Él volvió a fruncir el ceño.

—Señora, si me disculpa la confianza le diré que es una moza condenadamente difícil. Sino simpatizara también con usted, diría que es desagradable.

La mano de Demelza seguía cautiva bajo la de sir Hugh.

—Sir Hugh, me alegro de que me dispense tanta simpatía, porque a mí me ocurre lo mismo con usted, y lamentaría pensar que le desagrado. Pero usted me dijo que considera a las mujeres como yeguas que se echan a pastorear cuando a uno le place. En ese caso, ¿no puede perdonar a una mujer que desea galopar según le place, sin que nadie la sofrene, y sin un hombre que le ordene adónde o cómo debe correr? ¿No es bueno tener la excepción tanto como la regla? ¿Todas las mujeres deben decir lo que usted desea para conquistar su aprobación?
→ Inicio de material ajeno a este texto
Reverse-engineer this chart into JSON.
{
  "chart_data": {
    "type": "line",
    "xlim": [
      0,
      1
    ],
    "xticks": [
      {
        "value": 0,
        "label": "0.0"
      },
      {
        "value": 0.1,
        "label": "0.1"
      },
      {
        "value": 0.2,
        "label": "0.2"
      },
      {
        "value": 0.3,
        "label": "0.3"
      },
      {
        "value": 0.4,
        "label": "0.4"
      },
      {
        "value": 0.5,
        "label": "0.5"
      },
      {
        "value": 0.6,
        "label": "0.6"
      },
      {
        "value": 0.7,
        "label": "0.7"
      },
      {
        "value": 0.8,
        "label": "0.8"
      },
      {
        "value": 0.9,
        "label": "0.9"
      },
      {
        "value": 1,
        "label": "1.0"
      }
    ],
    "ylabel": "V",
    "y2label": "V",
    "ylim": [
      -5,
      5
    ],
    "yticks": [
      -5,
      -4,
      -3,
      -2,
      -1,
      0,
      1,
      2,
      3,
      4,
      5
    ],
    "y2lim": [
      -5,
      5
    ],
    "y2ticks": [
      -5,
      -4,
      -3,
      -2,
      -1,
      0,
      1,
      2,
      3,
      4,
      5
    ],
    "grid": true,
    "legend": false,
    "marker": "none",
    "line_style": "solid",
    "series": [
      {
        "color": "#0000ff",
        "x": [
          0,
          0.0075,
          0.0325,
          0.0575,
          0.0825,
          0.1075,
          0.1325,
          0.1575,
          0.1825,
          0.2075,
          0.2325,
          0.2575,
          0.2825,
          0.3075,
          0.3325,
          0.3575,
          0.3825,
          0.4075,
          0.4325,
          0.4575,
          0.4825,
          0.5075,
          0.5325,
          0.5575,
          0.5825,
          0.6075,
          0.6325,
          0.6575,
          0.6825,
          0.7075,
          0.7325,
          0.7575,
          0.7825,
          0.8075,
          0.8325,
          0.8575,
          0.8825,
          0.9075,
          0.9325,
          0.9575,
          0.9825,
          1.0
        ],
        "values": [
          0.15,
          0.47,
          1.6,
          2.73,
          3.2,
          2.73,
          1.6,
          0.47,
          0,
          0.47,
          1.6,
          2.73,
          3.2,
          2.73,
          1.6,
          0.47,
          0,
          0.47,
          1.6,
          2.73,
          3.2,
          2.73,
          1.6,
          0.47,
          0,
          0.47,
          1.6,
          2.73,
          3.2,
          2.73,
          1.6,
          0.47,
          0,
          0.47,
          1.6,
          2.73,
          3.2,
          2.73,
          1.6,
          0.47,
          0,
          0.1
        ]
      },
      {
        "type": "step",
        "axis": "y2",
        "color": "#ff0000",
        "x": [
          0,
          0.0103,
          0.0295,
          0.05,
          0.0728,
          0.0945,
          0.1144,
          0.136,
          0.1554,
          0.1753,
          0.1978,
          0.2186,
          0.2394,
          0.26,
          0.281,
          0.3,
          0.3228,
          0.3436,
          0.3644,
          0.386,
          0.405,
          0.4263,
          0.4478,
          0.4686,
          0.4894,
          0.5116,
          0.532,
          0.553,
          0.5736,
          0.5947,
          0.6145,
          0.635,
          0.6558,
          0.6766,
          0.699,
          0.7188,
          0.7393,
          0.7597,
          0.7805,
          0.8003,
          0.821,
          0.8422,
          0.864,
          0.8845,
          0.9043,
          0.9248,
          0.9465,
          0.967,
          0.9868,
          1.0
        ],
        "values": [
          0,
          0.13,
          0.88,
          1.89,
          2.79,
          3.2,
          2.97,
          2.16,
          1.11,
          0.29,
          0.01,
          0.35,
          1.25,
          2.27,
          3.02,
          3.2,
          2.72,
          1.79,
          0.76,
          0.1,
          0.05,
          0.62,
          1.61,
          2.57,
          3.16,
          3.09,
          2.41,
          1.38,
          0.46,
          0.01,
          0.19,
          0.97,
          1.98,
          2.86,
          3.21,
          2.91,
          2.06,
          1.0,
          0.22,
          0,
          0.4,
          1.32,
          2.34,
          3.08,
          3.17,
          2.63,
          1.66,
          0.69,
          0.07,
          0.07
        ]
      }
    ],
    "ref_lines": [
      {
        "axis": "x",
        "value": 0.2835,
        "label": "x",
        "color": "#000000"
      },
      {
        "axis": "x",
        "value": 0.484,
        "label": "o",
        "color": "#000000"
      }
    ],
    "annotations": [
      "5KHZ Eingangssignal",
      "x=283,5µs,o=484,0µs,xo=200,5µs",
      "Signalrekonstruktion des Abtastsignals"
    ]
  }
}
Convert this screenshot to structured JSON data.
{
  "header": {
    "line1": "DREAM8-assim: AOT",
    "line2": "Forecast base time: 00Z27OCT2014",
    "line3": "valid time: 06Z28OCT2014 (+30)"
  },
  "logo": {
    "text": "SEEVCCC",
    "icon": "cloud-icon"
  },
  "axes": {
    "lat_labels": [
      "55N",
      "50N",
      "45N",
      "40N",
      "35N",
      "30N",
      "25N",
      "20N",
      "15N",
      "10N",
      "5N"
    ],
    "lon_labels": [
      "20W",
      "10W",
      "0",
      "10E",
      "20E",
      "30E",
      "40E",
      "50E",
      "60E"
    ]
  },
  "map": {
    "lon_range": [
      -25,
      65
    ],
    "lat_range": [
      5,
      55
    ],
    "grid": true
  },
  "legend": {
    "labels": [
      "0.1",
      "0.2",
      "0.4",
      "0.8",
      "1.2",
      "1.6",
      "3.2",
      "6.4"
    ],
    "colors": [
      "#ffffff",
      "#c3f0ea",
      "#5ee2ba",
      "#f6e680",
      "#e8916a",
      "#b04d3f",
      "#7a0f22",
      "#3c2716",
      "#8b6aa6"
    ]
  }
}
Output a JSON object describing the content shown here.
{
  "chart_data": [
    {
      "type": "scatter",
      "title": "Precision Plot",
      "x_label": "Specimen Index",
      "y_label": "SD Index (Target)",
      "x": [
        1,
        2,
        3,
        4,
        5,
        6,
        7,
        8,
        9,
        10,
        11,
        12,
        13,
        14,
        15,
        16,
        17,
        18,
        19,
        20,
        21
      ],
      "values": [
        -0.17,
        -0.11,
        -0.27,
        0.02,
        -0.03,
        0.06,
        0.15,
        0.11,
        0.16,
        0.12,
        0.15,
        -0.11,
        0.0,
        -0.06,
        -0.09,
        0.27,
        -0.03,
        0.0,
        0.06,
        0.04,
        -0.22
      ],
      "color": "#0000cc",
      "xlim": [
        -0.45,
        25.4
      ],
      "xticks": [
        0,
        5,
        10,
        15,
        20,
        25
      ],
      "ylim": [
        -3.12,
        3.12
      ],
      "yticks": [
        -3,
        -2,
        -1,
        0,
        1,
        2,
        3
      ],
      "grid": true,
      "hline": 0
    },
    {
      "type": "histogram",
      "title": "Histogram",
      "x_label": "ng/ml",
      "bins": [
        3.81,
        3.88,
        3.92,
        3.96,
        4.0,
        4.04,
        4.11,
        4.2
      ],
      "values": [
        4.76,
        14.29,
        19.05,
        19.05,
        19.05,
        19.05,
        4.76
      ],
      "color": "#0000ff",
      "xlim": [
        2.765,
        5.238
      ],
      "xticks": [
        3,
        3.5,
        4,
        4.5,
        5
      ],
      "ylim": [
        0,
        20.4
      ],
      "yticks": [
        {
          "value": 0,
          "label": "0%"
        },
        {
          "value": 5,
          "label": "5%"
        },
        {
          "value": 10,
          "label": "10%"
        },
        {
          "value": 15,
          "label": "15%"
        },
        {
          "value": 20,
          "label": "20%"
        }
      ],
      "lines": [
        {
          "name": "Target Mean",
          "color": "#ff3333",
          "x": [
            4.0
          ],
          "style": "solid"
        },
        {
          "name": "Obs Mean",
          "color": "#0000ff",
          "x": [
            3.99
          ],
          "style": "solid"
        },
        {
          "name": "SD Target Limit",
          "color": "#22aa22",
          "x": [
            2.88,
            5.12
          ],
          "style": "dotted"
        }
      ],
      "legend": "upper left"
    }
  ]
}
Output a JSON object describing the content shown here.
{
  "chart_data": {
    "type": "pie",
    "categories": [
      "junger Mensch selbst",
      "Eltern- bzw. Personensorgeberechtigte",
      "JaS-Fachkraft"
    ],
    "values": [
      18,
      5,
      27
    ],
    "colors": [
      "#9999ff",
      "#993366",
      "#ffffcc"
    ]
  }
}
Él miró fijamente la abertura de la camisa de Demelza, sin molestarse en atender a la argumentación, y complaciéndose en la pálida y suave curva de la piel.

—Le diré una cosa, señora —dijo sir Hugh—. Dentro de pocas semanas será mi cumpleaños, y Connie y yo pensamos ofrecer una recepción y un baile. Unos pocos amigos… quizá cuarenta o cincuenta. Nos invitan aquí y allí, y le dije a Connie que sería bueno hacerlo mientras aún estamos en guerra. Sin embargo, lo prepararemos en gran estilo; no como ese individuo Trevaunance, que por mezquino ni siquiera escupe. Una orquesta, y todo eso. Ahora si me siento y escribo una invitación formal para su altanero marido, ¿cree que los dos vendrán? Eso le parecería bien, ¿verdad?

Demelza miró los ojos protuberantes del hombre, tratando de adivinar qué segundas intenciones se traía.

—Gracias, sir Hugh. Ahora usted se muestra tan amable. Mucho más de lo que yo merezco.

—Señora, no puede juzgar lo que merece. Déjelo a mi cargo, y creo que uno de estos días tendrá lo que merece.

Demelza llegó a su casa sin verse en la necesidad de explicar a Ross dónde había estado. Había descubierto lo que se había propuesto saber, pero no por eso se sentía más aliviada. Comprendió inmediatamente que no podía comunicar la noticia a Ross; ni siquiera podía aludir al asunto. No tenía la menor idea de la posible reacción de su marido, ni del modo en que él actuaría. Lo único que sabía era que no deseaba ser la persona que se lo dijera, ni estar presente cuando lo supiese.